NeSy is alive and well: A LLM-driven symbolic approach for better code comment data generation and classification
Hanna Abi Akl
TL;DR
The paper tackles data scarcity in code-comment classification and proposes a neuro-symbolic workflow that combines an LLM agent with a symbolic rule-based system to generate labeled synthetic data for C code comments. Semantic rules, explicit algorithms, and a Python data generator are used to control data quality and labeling, addressing weaknesses of purely LLM-driven data. Experiments show that augmenting the baseline with 5000 synthetic samples yields consistent Macro-F1 gains across RF, VC, and NN, with NN achieving $91.412\%$ Macro-F1 on augmented data.
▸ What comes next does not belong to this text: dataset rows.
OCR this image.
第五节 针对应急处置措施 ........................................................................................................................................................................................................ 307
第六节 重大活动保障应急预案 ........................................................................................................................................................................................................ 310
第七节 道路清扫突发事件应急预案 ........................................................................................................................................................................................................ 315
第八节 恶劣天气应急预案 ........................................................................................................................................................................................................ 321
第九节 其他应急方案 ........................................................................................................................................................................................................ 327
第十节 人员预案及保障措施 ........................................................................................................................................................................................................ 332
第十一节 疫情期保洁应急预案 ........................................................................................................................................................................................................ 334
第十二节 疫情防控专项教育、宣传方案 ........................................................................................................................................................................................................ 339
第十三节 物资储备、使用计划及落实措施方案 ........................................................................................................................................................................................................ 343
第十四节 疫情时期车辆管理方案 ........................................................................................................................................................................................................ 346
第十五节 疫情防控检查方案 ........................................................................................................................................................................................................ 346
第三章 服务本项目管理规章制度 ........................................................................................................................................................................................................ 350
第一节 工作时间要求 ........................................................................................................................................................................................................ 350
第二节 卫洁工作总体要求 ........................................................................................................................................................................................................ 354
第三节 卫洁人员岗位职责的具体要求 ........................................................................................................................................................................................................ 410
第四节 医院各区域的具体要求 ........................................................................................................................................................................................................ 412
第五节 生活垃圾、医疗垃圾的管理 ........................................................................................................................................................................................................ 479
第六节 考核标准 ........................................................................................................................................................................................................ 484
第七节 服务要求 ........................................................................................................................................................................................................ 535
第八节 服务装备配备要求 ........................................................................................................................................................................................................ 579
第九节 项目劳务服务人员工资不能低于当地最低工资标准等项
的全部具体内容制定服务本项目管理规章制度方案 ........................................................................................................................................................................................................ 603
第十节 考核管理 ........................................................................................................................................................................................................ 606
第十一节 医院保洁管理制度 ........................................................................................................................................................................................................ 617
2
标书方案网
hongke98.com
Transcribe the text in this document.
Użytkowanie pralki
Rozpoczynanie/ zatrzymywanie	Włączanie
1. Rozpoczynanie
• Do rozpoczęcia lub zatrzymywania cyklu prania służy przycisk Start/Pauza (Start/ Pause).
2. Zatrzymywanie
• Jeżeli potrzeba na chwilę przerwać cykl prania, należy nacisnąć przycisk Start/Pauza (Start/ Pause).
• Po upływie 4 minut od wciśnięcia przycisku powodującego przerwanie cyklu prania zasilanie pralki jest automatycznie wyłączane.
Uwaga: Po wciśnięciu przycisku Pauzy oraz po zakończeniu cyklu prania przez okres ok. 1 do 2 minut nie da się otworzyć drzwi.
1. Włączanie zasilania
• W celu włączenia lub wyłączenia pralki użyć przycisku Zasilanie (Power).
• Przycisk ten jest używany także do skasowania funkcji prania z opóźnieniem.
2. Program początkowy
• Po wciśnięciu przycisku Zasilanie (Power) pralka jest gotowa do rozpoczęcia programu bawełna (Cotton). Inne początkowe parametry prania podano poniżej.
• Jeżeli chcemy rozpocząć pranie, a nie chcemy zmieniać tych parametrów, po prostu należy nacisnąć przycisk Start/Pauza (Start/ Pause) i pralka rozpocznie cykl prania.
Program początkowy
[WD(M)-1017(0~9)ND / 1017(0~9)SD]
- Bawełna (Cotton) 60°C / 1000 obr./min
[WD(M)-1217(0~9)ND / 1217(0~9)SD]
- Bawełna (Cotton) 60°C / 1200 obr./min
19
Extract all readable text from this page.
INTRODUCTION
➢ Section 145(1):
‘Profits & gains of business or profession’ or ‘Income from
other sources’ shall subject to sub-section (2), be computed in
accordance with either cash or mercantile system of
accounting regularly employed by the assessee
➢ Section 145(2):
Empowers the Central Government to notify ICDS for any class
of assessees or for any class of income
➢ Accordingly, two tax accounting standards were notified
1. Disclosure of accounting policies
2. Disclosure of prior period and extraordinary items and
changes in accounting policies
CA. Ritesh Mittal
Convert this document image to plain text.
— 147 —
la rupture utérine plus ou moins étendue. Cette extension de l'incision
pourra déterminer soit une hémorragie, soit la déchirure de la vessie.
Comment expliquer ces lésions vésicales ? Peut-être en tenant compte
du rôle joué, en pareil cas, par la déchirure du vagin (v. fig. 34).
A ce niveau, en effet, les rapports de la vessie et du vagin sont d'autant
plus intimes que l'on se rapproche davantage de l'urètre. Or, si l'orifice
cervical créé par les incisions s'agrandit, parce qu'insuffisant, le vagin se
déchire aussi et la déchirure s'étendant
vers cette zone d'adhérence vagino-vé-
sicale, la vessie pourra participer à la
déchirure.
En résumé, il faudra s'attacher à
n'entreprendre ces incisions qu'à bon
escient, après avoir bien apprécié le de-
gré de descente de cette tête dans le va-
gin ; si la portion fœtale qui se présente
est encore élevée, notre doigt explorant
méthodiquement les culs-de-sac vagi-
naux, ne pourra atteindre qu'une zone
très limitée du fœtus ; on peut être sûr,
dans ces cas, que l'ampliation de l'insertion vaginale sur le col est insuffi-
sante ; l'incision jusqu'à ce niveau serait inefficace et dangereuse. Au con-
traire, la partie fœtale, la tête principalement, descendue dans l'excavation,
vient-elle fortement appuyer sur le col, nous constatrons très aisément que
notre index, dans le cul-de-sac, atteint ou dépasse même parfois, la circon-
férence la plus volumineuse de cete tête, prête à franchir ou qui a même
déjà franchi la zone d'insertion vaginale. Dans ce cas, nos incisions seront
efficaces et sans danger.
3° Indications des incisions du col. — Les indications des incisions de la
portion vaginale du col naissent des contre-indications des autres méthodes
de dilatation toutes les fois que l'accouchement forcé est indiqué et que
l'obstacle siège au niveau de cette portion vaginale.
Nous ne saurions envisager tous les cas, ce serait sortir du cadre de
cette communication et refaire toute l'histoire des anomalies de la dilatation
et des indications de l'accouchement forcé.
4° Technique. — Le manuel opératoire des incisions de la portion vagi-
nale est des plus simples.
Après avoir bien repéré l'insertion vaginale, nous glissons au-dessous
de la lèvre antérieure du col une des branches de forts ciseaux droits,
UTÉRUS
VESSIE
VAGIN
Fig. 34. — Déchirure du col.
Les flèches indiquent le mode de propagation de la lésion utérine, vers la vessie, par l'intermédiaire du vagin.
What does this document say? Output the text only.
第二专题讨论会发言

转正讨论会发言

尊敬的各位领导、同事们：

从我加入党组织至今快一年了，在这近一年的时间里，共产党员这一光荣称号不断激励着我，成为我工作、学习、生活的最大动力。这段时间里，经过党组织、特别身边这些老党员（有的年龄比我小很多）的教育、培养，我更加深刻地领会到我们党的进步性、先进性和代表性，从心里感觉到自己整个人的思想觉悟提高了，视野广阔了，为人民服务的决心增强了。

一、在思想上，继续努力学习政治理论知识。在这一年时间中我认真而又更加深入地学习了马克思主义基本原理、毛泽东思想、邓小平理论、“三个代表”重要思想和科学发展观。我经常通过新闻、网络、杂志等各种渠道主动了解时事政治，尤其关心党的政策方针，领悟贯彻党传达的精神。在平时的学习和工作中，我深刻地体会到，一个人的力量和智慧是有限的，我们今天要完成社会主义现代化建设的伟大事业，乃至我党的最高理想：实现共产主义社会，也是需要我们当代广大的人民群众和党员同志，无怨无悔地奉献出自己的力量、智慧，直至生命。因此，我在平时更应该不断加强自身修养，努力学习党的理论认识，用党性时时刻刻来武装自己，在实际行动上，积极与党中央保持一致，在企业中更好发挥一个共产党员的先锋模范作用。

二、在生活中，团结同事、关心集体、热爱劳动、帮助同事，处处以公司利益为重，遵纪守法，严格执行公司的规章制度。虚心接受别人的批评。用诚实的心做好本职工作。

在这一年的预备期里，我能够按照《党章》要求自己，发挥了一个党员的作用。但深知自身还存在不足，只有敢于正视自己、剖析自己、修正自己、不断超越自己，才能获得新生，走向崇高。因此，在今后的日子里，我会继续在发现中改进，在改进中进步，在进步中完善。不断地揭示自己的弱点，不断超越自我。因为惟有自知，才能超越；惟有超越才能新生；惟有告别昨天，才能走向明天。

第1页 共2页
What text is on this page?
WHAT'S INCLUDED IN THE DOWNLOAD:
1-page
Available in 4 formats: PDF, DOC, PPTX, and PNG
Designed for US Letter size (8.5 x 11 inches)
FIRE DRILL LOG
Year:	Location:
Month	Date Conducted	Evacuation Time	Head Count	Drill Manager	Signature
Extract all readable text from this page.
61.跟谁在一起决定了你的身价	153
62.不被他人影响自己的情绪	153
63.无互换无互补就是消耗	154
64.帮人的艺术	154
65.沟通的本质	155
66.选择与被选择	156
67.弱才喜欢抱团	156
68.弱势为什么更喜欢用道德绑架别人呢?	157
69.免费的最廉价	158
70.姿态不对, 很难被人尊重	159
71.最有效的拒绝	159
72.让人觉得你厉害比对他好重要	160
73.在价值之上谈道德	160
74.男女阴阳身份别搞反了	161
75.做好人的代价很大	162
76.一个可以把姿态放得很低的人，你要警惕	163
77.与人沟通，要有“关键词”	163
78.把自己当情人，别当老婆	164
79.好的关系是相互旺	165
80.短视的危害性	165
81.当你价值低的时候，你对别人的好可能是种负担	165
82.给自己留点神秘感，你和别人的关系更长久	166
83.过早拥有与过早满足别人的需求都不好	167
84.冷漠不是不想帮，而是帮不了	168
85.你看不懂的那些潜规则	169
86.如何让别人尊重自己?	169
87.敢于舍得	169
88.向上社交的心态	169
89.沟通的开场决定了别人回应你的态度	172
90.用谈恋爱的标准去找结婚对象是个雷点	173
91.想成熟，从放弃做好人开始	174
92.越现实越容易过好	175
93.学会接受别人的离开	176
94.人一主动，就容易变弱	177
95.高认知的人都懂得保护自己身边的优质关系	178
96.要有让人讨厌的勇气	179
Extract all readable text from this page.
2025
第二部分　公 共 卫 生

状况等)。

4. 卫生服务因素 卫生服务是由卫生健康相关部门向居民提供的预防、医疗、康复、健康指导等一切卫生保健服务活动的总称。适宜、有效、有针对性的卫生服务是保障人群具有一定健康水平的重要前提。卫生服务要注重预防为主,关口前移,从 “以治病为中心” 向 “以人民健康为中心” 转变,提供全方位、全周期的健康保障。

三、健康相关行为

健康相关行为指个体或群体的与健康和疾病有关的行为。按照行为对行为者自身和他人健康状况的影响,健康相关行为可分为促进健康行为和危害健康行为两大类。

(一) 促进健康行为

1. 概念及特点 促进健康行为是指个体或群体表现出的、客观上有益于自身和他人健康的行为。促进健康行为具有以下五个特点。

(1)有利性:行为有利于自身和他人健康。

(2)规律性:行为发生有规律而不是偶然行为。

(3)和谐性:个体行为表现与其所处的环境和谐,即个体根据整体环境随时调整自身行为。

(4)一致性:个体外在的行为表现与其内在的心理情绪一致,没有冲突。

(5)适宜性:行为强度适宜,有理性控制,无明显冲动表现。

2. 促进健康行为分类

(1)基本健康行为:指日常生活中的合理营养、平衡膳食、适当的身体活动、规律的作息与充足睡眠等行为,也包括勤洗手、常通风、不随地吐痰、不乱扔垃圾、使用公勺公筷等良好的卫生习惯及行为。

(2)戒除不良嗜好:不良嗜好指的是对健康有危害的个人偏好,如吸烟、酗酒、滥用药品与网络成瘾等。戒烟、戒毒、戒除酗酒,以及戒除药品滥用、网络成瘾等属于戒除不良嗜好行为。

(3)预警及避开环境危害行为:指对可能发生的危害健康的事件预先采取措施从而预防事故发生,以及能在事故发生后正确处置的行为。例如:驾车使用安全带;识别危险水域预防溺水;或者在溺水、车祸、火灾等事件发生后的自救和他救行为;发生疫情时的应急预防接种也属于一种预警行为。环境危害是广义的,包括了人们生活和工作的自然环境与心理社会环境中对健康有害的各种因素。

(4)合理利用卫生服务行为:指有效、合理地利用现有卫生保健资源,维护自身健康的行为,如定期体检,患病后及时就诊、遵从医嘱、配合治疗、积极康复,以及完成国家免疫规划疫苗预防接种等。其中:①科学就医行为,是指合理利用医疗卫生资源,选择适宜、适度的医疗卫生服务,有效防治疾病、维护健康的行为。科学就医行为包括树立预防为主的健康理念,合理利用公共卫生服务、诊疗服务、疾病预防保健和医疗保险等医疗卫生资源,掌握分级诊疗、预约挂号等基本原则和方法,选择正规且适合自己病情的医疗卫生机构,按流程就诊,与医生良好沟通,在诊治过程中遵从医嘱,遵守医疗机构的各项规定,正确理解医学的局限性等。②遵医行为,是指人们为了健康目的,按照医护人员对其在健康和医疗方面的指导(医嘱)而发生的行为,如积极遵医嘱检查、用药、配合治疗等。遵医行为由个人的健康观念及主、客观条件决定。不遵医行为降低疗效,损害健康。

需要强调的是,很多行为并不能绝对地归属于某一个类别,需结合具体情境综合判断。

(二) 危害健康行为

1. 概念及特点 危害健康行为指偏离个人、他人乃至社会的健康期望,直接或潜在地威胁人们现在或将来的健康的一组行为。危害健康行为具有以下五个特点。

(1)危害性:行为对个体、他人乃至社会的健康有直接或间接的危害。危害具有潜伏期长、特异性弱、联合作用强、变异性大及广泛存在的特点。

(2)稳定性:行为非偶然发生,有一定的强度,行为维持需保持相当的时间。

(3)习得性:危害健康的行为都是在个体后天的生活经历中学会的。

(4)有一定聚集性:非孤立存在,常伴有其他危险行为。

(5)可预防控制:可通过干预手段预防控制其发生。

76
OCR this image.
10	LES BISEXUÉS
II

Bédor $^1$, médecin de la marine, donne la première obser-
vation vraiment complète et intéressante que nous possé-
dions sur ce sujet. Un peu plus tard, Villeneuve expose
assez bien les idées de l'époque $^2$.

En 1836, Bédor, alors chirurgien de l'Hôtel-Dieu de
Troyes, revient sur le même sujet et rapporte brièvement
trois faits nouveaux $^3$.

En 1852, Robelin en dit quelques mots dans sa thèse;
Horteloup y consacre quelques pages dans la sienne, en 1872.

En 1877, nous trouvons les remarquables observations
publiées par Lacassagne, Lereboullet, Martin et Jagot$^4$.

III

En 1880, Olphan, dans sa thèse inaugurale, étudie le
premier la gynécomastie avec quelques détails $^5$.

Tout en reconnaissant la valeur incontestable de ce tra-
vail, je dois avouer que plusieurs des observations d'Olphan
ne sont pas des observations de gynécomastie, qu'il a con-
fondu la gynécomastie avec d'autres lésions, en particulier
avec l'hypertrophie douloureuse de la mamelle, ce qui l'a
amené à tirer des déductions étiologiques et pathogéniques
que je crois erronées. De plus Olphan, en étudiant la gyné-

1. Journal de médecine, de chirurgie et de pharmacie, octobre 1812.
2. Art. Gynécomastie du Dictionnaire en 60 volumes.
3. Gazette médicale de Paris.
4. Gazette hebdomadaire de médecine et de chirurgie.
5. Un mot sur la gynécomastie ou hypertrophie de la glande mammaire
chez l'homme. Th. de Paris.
The approach demonstrates the viability of controlled synthetic data in improving code-related NLP tasks and suggests scalability to larger datasets and other domains.
Abstract
We present a neuro-symbolic (NeSy) workflow combining a symbolic-based learning technique with a large language model (LLM) agent to generate synthetic data for code comment classification in the C programming language. We also show how generating controlled synthetic data using this workflow fixes some of the notable weaknesses of LLM-based generation and increases the performance of classical machine learning models on the code comment classification task. Our best model, a Neural Network, achieves a Macro-F1 score of 91.412% with an increase of 1.033% after data augmentation.